Mientras caminaba, seguí comprobando si la silla apretaba en alguna parte. Después de diez minutos, decidí que esta silla no serviría y me dirigí al borde del bosque para desmontar. Mi caballo Joey y yo tenemos un entendimiento. Después de cada paseo, se le permite agachar la cabeza y comer pasto después de que yo desmonto y mis pies tocan el suelo.

Estaba a unos 300 pies de distancia de mi esposo en la camioneta y me detuve en un trozo de césped. Saqué ambos pies de los estribos, como siempre he hecho en la silla inglesa. Me incliné hacia adelante en un esfuerzo por pasar mi pierna derecha por encima del alto techo. En el proceso, mi chaqueta quedó colgada del asta de la silla y me dejó colgando con los pies a unos dos metros del suelo. Joey, mientras tanto, permanecía de pie como una estatua, manteniendo la cabeza en alto mientras yo gritaba: «¡George, ayúdame!».

Sabía que tal vez no me oiría si estaba en la camioneta con las ventanillas subidas, pero seguí gritando hasta que mi voz se volvió ronca. Estaba al borde de las lágrimas y le suplicaba a mi caballo que se quedara quieto. No podía hacer nada más que esperar ayuda. Joey estaba muy consciente de lo que estaba pasando. Mantuvo la calma y nunca movió un músculo.

Cinco minutos más tarde, George colgó su llamada telefónica y salió de la camioneta. Me escuchó gritar y vino a rescatarme. “¿Qué diablos pasó?” Su rostro estaba tan blanco como el de un fantasma.

“Simplemente ve al otro lado y deshazte la cincha”, le dije. Así lo hizo; La silla se deslizó y quedé libre.

«¡Buen chico, Joey!» Rodeé a mi caballo con mis brazos y lloré. Estaba tan orgulloso de el. Joey me acarició y luego agachó la cabeza para comer la hierba que le habían prometido.

Compré una silla de montar occidental con adornos plateados para Joey. No estoy segura de seguir siendo vaquera, pero me estoy divirtiendo con mi caballo. Me agarro de la bocina cuando me bajo para que no se atasque nada. Me aferro a la bocina cuando quiero.

Peggy y Joey hoy. (Cortesía del autor).

Peggy y Joey hoy. (Cortesía del autor.)

Cuando suena la campana de doma, me dirijo a ‘A’ con mi camisa de vaquera brillante y mi sombrero de vaquera a juego.

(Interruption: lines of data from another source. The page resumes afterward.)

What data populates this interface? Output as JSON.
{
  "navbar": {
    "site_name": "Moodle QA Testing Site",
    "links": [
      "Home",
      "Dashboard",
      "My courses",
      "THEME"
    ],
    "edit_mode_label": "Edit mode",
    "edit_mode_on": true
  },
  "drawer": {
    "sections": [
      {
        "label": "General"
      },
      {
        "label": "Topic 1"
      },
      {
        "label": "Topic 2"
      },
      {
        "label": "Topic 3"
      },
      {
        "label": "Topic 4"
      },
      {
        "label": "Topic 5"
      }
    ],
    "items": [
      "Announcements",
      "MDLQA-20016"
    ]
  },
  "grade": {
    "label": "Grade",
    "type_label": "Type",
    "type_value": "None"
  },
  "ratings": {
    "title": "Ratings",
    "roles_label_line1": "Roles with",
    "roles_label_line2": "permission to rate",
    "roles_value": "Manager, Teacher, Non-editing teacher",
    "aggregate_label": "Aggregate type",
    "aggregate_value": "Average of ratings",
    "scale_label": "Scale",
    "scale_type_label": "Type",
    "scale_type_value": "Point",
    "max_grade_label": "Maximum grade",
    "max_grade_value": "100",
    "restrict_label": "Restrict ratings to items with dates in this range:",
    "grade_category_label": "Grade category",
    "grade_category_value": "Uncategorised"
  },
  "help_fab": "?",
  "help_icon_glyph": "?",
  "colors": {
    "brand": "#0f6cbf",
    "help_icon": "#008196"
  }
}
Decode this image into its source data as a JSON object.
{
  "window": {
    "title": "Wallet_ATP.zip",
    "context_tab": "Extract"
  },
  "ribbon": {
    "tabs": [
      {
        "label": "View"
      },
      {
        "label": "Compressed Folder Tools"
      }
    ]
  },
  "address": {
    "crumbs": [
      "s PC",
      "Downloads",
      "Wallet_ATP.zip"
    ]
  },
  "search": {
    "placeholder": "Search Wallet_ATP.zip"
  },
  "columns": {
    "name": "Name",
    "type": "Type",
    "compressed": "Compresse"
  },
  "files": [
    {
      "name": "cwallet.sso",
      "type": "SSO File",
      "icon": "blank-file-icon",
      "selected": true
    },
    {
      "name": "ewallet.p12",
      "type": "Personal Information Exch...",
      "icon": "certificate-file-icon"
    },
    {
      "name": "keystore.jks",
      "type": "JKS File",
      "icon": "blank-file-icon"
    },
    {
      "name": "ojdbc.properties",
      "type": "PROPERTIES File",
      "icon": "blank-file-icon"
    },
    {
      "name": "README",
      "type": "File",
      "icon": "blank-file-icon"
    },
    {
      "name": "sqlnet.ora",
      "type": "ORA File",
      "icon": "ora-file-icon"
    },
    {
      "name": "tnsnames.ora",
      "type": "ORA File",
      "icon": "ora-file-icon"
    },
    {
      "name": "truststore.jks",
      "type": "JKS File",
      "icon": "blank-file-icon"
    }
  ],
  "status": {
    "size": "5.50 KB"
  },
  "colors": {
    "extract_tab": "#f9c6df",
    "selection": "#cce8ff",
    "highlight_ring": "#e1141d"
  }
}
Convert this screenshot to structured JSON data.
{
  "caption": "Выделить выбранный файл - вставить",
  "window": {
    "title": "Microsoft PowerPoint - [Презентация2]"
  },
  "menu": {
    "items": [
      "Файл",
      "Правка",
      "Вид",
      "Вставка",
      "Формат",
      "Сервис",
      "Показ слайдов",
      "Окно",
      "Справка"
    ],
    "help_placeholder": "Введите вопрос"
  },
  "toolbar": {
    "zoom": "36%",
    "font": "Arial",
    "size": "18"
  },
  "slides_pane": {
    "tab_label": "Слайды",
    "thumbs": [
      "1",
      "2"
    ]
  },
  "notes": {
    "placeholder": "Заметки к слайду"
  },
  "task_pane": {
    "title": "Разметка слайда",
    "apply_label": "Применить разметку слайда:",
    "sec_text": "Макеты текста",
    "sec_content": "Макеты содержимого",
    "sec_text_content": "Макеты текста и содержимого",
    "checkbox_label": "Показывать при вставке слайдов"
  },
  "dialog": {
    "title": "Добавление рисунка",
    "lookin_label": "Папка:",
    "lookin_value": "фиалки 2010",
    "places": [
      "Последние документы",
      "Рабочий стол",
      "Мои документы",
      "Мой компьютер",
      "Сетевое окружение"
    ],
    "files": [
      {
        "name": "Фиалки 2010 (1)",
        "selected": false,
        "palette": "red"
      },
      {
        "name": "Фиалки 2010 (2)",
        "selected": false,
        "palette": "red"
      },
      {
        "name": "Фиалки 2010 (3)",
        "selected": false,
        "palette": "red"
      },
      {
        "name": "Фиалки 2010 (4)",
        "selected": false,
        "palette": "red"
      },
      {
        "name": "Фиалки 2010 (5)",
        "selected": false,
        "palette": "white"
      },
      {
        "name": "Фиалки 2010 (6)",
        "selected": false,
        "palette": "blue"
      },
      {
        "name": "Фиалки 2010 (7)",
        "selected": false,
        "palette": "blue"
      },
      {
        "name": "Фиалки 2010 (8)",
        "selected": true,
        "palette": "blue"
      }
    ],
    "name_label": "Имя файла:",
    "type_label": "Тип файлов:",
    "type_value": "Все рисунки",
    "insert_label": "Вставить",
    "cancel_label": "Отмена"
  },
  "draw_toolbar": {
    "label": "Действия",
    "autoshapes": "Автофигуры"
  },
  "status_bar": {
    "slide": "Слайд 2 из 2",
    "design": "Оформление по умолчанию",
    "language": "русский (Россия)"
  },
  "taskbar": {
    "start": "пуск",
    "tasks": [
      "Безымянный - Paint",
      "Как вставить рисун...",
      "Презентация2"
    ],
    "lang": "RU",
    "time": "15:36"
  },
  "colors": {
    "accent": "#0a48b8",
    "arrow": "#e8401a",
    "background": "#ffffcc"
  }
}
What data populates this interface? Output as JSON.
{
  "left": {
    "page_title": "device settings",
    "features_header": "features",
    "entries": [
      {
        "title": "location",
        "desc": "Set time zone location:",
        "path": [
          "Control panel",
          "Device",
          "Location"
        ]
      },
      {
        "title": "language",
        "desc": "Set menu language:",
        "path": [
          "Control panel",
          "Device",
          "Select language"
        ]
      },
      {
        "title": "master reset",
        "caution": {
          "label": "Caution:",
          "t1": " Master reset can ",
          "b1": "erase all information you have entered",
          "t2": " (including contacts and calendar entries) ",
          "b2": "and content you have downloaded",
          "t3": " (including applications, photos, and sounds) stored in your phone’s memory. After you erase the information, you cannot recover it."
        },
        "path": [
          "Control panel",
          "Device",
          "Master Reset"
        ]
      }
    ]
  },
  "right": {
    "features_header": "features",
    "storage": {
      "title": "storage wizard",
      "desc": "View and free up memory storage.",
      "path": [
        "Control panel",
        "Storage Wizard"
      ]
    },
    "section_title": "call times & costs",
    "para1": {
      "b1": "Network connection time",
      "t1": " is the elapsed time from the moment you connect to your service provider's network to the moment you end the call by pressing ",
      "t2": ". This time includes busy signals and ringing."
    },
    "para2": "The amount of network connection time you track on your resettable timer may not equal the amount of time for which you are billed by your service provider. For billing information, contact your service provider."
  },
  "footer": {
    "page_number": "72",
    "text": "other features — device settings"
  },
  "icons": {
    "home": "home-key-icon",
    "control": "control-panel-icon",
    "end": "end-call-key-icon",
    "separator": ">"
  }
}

No uso espuelas. Le hago cosquillas en el trasero a Joey con mi látigo de doma y me río entre dientes: «Está bien, Joe, vámonos».

Joey activa su modo espectáculo ecuestre. Él está atento y pavoneándose por la línea central. Nos detenemos en ‘X’ y le damos una gran sonrisa al juez. A partir de ahí, bailamos con gracia por la pista de doma como Fred Astaire y Ginger Rodgers, manteniendo el ritmo en cada paso del camino. Obtenemos buenos puntajes y los jueces siempre tienen un comentario agradable como: «Pareja bien adaptada».

Ahora es el momento de vivir una vida tranquila con mi caballo Joey. “Ahora” es un momento maravilloso y todo está bien en el mundo.